In this figure, we graph the abnormality as measured by singular spectrum analysis over time for each measurement. If a system is in some condition for a long time, we may label this condition to be "normal." If this condition changes, we can call it "abnormal." When the abnormality persists, however, this new condition eventually becomes normal by virtue of the definition of normality as being that condition that has been current for a long time. When a system makes a qualitative transformation from one persistent state to another, we would therefore expect any reasonable abnormality measure to first increase (upon the change) and then decrease again (as the new state becomes increasingly normal).

What we observe from figure 2 is that two of the measurements become abnormal early in time and two others follow suit. When we asked which time-series these were, we found that the first two were the radial and axial vibrations of one bearing, and the second two were the same vibrations of the neighboring bearing. Of course, we cannot be certain that there exists a physical cause-effect relationship between these three events: (1) first bearing changing its vibration behavior, (2) second bearing changing its vibration behavior, and (3) blade tear. The available data strongly suggests this link however. Indeed, the blade that tore off was very close to the first bearing that changed its vibration behavior. Thus we were successful in localizing the fault within the large turbine.

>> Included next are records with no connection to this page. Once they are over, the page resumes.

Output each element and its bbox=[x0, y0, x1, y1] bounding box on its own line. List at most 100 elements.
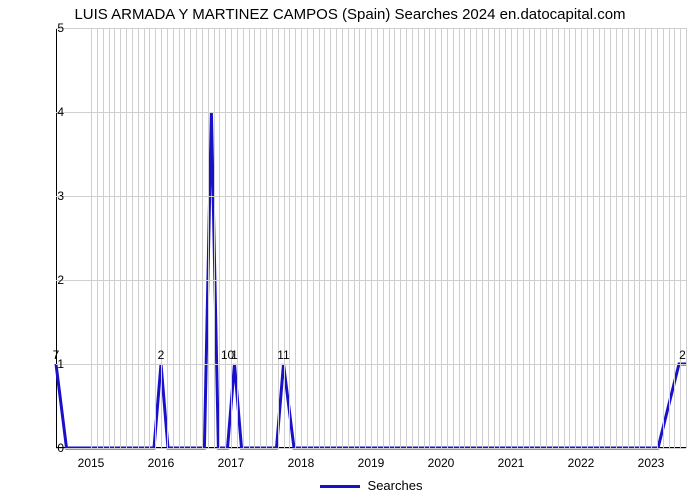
gridline-v bbox=[336, 28, 337, 448]
gridline-v bbox=[529, 28, 530, 448]
gridline-v bbox=[476, 28, 477, 448]
gridline-v bbox=[149, 28, 150, 448]
gridline-v bbox=[272, 28, 273, 448]
x-tick-label: 2021 bbox=[498, 456, 525, 470]
gridline-v bbox=[593, 28, 594, 448]
gridline-v bbox=[348, 28, 349, 448]
gridline-v bbox=[254, 28, 255, 448]
gridline-v bbox=[214, 28, 215, 448]
data-label: 2 bbox=[158, 348, 165, 362]
gridline-v bbox=[569, 28, 570, 448]
gridline-v bbox=[511, 28, 512, 448]
gridline-v bbox=[453, 28, 454, 448]
gridline-v bbox=[488, 28, 489, 448]
gridline-v bbox=[354, 28, 355, 448]
plot-area: 72101112 bbox=[56, 28, 686, 448]
gridline-v bbox=[459, 28, 460, 448]
gridline-v bbox=[377, 28, 378, 448]
gridline-v bbox=[389, 28, 390, 448]
gridline-v bbox=[330, 28, 331, 448]
gridline-v bbox=[266, 28, 267, 448]
gridline-v bbox=[622, 28, 623, 448]
y-tick-label: 2 bbox=[34, 273, 64, 287]
gridline-v bbox=[400, 28, 401, 448]
gridline-v bbox=[97, 28, 98, 448]
gridline-v bbox=[324, 28, 325, 448]
gridline-v bbox=[610, 28, 611, 448]
y-tick-label: 5 bbox=[34, 21, 64, 35]
data-label: 11 bbox=[277, 348, 289, 362]
legend-label: Searches bbox=[368, 478, 423, 493]
gridline-v bbox=[219, 28, 220, 448]
gridline-v bbox=[144, 28, 145, 448]
gridline-v bbox=[645, 28, 646, 448]
gridline-v bbox=[260, 28, 261, 448]
gridline-v bbox=[109, 28, 110, 448]
gridline-v bbox=[663, 28, 664, 448]
gridline-v bbox=[184, 28, 185, 448]
chart-title: LUIS ARMADA Y MARTINEZ CAMPOS (Spain) Se… bbox=[0, 6, 700, 23]
gridline-v bbox=[120, 28, 121, 448]
gridline-v bbox=[313, 28, 314, 448]
gridline-v bbox=[249, 28, 250, 448]
gridline-v bbox=[225, 28, 226, 448]
gridline-v bbox=[523, 28, 524, 448]
gridline-v bbox=[604, 28, 605, 448]
gridline-v bbox=[243, 28, 244, 448]
gridline-v bbox=[639, 28, 640, 448]
gridline-v bbox=[429, 28, 430, 448]
data-label: 1 bbox=[231, 348, 238, 362]
gridline-v bbox=[494, 28, 495, 448]
gridline-v bbox=[564, 28, 565, 448]
gridline-v bbox=[307, 28, 308, 448]
gridline-v bbox=[394, 28, 395, 448]
gridline-v bbox=[552, 28, 553, 448]
gridline-v bbox=[231, 28, 232, 448]
legend-swatch bbox=[320, 485, 360, 488]
gridline-v bbox=[517, 28, 518, 448]
x-tick-label: 2022 bbox=[568, 456, 595, 470]
gridline-v bbox=[482, 28, 483, 448]
gridline-v bbox=[628, 28, 629, 448]
x-tick-label: 2016 bbox=[148, 456, 175, 470]
y-tick-label: 4 bbox=[34, 105, 64, 119]
gridline-v bbox=[464, 28, 465, 448]
gridline-v bbox=[447, 28, 448, 448]
gridline-v bbox=[470, 28, 471, 448]
gridline-v bbox=[534, 28, 535, 448]
legend: Searches bbox=[56, 478, 686, 493]
gridline-v bbox=[575, 28, 576, 448]
gridline-v bbox=[599, 28, 600, 448]
gridline-v bbox=[686, 28, 687, 448]
x-tick-label: 2015 bbox=[78, 456, 105, 470]
gridline-v bbox=[126, 28, 127, 448]
gridline-v bbox=[167, 28, 168, 448]
gridline-v bbox=[406, 28, 407, 448]
gridline-v bbox=[616, 28, 617, 448]
gridline-v bbox=[179, 28, 180, 448]
gridline-v bbox=[301, 28, 302, 448]
gridline-v bbox=[173, 28, 174, 448]
gridline-v bbox=[196, 28, 197, 448]
y-tick-label: 1 bbox=[34, 357, 64, 371]
gridline-v bbox=[657, 28, 658, 448]
gridline-v bbox=[103, 28, 104, 448]
gridline-v bbox=[237, 28, 238, 448]
gridline-v bbox=[412, 28, 413, 448]
gridline-v bbox=[581, 28, 582, 448]
gridline-v bbox=[342, 28, 343, 448]
gridline-v bbox=[161, 28, 162, 448]
gridline-v bbox=[546, 28, 547, 448]
gridline-v bbox=[208, 28, 209, 448]
gridline-v bbox=[634, 28, 635, 448]
gridline-v bbox=[418, 28, 419, 448]
gridline-h bbox=[56, 448, 686, 449]
gridline-v bbox=[674, 28, 675, 448]
x-tick-label: 2018 bbox=[288, 456, 315, 470]
y-tick-label: 0 bbox=[34, 441, 64, 455]
gridline-v bbox=[295, 28, 296, 448]
x-tick-label: 2020 bbox=[428, 456, 455, 470]
gridline-v bbox=[284, 28, 285, 448]
gridline-v bbox=[132, 28, 133, 448]
x-tick-label: 2023 bbox=[638, 456, 665, 470]
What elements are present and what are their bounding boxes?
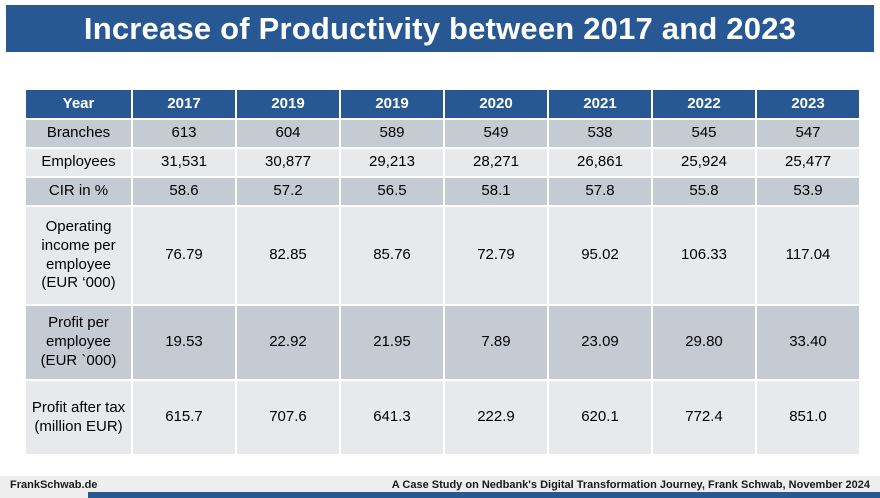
table-row-branches: Branches 613 604 589 549 538 545 547 [24, 118, 861, 149]
table-cell: 28,271 [443, 147, 549, 178]
row-label: Operating income per employee (EUR ‘000) [24, 205, 133, 306]
title-banner: Increase of Productivity between 2017 an… [6, 5, 874, 52]
row-label: Profit after tax (million EUR) [24, 379, 133, 456]
table-row-operating-income: Operating income per employee (EUR ‘000)… [24, 205, 861, 306]
footer-right-text: A Case Study on Nedbank's Digital Transf… [391, 479, 870, 491]
slide-title: Increase of Productivity between 2017 an… [83, 10, 797, 46]
header-cell: 2019 [235, 88, 341, 120]
table-cell: 31,531 [131, 147, 237, 178]
table-cell: 23.09 [547, 304, 653, 381]
table-cell: 589 [339, 118, 445, 149]
table-cell: 76.79 [131, 205, 237, 306]
table-cell: 30,877 [235, 147, 341, 178]
row-label: Profit per employee (EUR `000) [24, 304, 133, 381]
header-cell: 2021 [547, 88, 653, 120]
table-cell: 72.79 [443, 205, 549, 306]
table-cell: 55.8 [651, 176, 757, 207]
table-cell: 26,861 [547, 147, 653, 178]
table-cell: 29,213 [339, 147, 445, 178]
header-cell-year: Year [24, 88, 133, 120]
table-cell: 22.92 [235, 304, 341, 381]
table-cell: 613 [131, 118, 237, 149]
table-cell: 7.89 [443, 304, 549, 381]
table-row-profit-per-employee: Profit per employee (EUR `000) 19.53 22.… [24, 304, 861, 381]
table-cell: 95.02 [547, 205, 653, 306]
footer-left-text: FrankSchwab.de [10, 479, 98, 491]
header-cell: 2019 [339, 88, 445, 120]
table-cell: 29.80 [651, 304, 757, 381]
table-cell: 82.85 [235, 205, 341, 306]
table-cell: 19.53 [131, 304, 237, 381]
table-cell: 21.95 [339, 304, 445, 381]
productivity-table: Year 2017 2019 2019 2020 2021 2022 2023 … [24, 88, 861, 456]
table-cell: 549 [443, 118, 549, 149]
table-cell: 615.7 [131, 379, 237, 456]
table-cell: 641.3 [339, 379, 445, 456]
table-row-profit-after-tax: Profit after tax (million EUR) 615.7 707… [24, 379, 861, 456]
table-row-cir: CIR in % 58.6 57.2 56.5 58.1 57.8 55.8 5… [24, 176, 861, 207]
bottom-accent-bar [88, 492, 880, 498]
table-cell: 851.0 [755, 379, 861, 456]
table-cell: 25,477 [755, 147, 861, 178]
row-label: Branches [24, 118, 133, 149]
header-cell: 2020 [443, 88, 549, 120]
table-cell: 222.9 [443, 379, 549, 456]
table-cell: 25,924 [651, 147, 757, 178]
table-row-employees: Employees 31,531 30,877 29,213 28,271 26… [24, 147, 861, 178]
table-cell: 56.5 [339, 176, 445, 207]
table-cell: 85.76 [339, 205, 445, 306]
row-label: CIR in % [24, 176, 133, 207]
table-cell: 57.2 [235, 176, 341, 207]
table-header-row: Year 2017 2019 2019 2020 2021 2022 2023 [24, 88, 861, 120]
header-cell: 2017 [131, 88, 237, 120]
header-cell: 2022 [651, 88, 757, 120]
table-cell: 57.8 [547, 176, 653, 207]
row-label: Employees [24, 147, 133, 178]
table-cell: 620.1 [547, 379, 653, 456]
table-cell: 547 [755, 118, 861, 149]
header-cell: 2023 [755, 88, 861, 120]
table-cell: 117.04 [755, 205, 861, 306]
table-cell: 604 [235, 118, 341, 149]
table-cell: 58.6 [131, 176, 237, 207]
table-cell: 33.40 [755, 304, 861, 381]
table-cell: 53.9 [755, 176, 861, 207]
table-cell: 106.33 [651, 205, 757, 306]
table-cell: 772.4 [651, 379, 757, 456]
table-cell: 538 [547, 118, 653, 149]
table-cell: 58.1 [443, 176, 549, 207]
table-cell: 545 [651, 118, 757, 149]
table-cell: 707.6 [235, 379, 341, 456]
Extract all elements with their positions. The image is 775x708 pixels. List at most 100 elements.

Figure 2: We compute a deviation from normal being tracked over a window of about four days in length. So we observe that two sensors start behaving abnormally and two days later, two other sensors behave abnormally. About 3.5 days after the start of the abnormal behavior, this new behavior has become normal and so the deviation from normal is seen to reduce again. Therefore, we observe a qualitative change in the performance of these four points.


It is possible to reliably and accurately predict a failure on a steam turbine two days in advance. Furthermore, it is possible to locate the cause of this event within the turbine so that the location covered by the sensor that measures the anomaly can be focused on by the maintenance personnel. The combination of these two results, allows preventative maintenance on a turbine to be performed in a real industrial setting saving the operator a great expense.